Sample size is crucial for making decisions in PPC… One big goal of keyword clustering is to bring sample sizes up to enable decisions on stable numbers.
Why should you cluster keywords or Search Terms in PPC?
Sample size is crucial for making decisions in PPC. Maybe you want to block some parts of your traffic using negative keywords, or you want to spend more of your budget on search terms / keywords that bring value to your website. For both tasks, you’ll struggle when you have stable conversion rates to judge performance.
One big goal of keyword clustering is to bring sample sizes up to enable decisions on stable numbers.
Why clustering is challenging for big keyword sets?
We already posted some approaches to cluster keywords (also look at our Free Online Clustering Tool) based on algorithms like k-means by making use of vector representations of the keyword (TF-IDF).
The above approach works fine for some thousands of keywords, but you’ll run into trouble when you want to process more than 500,000 Keywords:
- Processing time is getting high.
- The memory usage of your computer is getting too high.

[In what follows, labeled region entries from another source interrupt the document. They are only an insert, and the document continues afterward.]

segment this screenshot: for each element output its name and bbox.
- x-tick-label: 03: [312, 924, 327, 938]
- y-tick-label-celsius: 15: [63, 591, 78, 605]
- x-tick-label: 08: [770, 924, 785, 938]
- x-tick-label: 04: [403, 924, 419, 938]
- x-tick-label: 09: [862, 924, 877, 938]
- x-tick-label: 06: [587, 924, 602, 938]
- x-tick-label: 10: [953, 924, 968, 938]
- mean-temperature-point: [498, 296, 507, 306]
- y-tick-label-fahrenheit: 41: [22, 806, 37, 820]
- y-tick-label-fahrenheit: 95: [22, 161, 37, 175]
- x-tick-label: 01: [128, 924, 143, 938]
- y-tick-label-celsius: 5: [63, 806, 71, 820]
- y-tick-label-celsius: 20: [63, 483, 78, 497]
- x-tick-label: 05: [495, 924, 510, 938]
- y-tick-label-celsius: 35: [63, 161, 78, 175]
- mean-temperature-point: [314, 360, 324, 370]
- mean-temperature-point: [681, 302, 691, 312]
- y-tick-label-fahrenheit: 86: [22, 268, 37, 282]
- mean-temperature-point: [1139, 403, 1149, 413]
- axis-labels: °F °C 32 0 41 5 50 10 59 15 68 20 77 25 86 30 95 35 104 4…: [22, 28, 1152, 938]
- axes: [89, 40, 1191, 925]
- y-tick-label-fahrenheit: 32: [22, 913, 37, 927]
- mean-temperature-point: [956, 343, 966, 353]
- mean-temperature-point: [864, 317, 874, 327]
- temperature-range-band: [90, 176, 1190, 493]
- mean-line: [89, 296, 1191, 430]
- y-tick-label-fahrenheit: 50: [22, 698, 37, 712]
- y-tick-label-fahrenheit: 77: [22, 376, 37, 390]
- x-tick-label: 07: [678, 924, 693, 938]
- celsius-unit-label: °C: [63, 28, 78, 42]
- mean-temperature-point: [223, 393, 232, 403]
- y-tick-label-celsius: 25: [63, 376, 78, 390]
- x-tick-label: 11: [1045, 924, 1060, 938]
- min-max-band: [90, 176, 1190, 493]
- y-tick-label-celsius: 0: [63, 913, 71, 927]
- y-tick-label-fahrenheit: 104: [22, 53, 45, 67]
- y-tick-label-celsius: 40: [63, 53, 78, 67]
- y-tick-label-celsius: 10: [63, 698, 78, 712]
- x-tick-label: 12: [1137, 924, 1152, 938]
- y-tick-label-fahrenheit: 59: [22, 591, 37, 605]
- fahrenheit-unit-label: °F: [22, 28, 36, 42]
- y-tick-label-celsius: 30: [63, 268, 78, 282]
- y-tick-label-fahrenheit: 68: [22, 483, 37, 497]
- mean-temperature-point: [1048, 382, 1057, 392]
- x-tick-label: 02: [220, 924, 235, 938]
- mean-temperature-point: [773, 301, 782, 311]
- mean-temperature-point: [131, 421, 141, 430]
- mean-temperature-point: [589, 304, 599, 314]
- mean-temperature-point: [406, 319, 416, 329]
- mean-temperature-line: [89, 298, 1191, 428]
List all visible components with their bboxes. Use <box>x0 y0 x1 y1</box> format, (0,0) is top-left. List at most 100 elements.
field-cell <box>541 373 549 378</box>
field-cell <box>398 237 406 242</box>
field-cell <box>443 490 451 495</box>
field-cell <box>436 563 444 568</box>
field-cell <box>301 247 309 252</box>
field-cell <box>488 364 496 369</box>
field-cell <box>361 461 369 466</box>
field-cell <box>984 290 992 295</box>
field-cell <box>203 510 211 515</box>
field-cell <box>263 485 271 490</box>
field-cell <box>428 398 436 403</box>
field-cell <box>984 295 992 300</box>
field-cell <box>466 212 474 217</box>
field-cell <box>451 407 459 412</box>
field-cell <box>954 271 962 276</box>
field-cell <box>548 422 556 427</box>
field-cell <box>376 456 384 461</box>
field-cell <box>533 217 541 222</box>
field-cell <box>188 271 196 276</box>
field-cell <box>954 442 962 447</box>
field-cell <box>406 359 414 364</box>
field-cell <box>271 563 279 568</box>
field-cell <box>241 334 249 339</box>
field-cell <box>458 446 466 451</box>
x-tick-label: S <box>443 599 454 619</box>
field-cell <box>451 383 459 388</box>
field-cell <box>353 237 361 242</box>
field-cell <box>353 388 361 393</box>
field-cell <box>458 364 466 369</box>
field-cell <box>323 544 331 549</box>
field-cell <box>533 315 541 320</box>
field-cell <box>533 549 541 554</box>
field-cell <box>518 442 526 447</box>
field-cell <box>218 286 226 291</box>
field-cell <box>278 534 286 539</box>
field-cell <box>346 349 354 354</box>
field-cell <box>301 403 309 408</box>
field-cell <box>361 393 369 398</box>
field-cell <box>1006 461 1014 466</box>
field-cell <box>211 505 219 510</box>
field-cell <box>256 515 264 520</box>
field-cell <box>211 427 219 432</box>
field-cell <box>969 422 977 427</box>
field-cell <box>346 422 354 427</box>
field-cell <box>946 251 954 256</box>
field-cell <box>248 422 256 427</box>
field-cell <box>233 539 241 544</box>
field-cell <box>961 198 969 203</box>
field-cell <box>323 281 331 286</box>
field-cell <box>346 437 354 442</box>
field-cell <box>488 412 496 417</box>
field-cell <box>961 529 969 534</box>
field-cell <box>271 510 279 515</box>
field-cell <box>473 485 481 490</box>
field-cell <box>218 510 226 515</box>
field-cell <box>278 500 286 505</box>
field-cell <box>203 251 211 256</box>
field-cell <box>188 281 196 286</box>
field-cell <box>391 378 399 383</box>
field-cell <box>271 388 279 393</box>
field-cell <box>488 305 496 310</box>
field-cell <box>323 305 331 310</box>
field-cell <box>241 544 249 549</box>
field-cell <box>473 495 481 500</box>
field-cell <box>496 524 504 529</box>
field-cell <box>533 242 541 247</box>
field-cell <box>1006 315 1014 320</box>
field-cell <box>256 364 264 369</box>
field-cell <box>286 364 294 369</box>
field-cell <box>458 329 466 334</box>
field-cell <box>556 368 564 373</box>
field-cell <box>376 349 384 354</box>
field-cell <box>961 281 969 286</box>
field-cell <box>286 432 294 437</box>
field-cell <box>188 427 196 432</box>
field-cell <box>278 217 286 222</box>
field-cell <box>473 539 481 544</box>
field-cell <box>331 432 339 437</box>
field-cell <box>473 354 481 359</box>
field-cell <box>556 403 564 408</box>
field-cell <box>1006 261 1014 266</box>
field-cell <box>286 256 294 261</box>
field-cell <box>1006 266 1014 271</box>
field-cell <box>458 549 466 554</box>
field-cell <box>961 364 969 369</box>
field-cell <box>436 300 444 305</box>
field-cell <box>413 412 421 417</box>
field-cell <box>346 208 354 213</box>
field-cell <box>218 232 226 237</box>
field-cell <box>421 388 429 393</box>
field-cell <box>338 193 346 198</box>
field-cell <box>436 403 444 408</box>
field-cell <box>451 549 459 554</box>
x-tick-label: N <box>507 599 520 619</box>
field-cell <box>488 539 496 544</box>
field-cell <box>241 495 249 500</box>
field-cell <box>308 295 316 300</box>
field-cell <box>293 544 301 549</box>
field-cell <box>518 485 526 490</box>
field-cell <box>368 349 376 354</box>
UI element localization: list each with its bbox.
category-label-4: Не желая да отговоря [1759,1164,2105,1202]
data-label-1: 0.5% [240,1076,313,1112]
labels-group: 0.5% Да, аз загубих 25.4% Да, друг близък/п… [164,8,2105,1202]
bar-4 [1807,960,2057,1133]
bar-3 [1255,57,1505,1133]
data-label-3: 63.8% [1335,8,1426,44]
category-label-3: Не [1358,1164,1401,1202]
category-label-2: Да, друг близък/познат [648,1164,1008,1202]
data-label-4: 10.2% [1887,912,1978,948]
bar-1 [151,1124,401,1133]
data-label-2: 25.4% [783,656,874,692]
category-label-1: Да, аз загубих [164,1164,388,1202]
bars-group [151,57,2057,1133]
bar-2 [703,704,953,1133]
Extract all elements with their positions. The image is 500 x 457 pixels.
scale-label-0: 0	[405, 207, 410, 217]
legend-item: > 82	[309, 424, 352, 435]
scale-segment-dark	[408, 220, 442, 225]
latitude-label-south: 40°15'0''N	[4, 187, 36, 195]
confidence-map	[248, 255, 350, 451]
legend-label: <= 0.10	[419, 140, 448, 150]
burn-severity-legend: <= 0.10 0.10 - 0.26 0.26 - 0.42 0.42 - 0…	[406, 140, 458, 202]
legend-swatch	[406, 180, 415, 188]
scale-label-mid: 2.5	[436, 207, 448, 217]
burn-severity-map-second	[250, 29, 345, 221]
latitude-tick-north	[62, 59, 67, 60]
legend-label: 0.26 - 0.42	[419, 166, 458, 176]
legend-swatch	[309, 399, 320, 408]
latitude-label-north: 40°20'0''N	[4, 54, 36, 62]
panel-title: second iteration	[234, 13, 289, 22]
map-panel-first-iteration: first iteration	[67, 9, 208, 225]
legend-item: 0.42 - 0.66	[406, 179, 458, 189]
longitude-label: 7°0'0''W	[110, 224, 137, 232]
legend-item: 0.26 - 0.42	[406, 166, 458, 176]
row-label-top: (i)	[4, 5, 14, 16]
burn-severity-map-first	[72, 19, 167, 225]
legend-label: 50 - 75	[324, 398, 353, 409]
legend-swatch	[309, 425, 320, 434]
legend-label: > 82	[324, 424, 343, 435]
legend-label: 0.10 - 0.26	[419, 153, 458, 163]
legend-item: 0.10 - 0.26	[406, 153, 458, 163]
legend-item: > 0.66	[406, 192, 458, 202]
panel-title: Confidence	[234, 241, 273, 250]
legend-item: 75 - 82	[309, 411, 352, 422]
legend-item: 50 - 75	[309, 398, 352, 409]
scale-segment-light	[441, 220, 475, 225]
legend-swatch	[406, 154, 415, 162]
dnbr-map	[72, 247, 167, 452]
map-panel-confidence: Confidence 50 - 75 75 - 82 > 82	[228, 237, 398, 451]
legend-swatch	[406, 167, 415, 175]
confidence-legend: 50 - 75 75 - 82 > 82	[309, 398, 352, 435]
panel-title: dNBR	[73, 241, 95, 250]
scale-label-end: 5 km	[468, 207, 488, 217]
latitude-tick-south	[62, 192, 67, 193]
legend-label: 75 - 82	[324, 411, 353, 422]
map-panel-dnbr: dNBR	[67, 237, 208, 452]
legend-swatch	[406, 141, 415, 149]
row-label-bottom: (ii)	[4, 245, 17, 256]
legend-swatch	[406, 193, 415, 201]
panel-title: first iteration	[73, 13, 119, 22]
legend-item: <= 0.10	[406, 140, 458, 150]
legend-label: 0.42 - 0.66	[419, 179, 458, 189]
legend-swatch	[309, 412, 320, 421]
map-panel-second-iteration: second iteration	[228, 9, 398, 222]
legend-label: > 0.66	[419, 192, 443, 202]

Google made some changes in how they match queries to keywords (close variants) which causes an exploding number of search terms. They also made some updates and search terms started to be included in the Search Term Performance Report, which increased the number of Queries by 5–7 times.
Hands on: Clustering Google Shopping Queries
How does the initial data set look like?
My input data is about 130 MB in size and contains 2,500,000 search terms. In addition to the Queries, we also added Clicks, Conversions, ConversionValue, Cost and Impression data. Let’s have a look at the distribution of Clicks per Query:
Rule | # Queries |
Clicks = 1 | 1.650.000 |
Clicks > 1 | 830.000 |
Clicks > 10 | 120.000 |
Clicks > 100 | 12.600 |
Clicks > 1000 | 1.000 |
More than 50% of all Queries got just one click. Less than 1% of the search terms have greater than 100 Clicks, which is still low if you want to get stable conversion rates in our case.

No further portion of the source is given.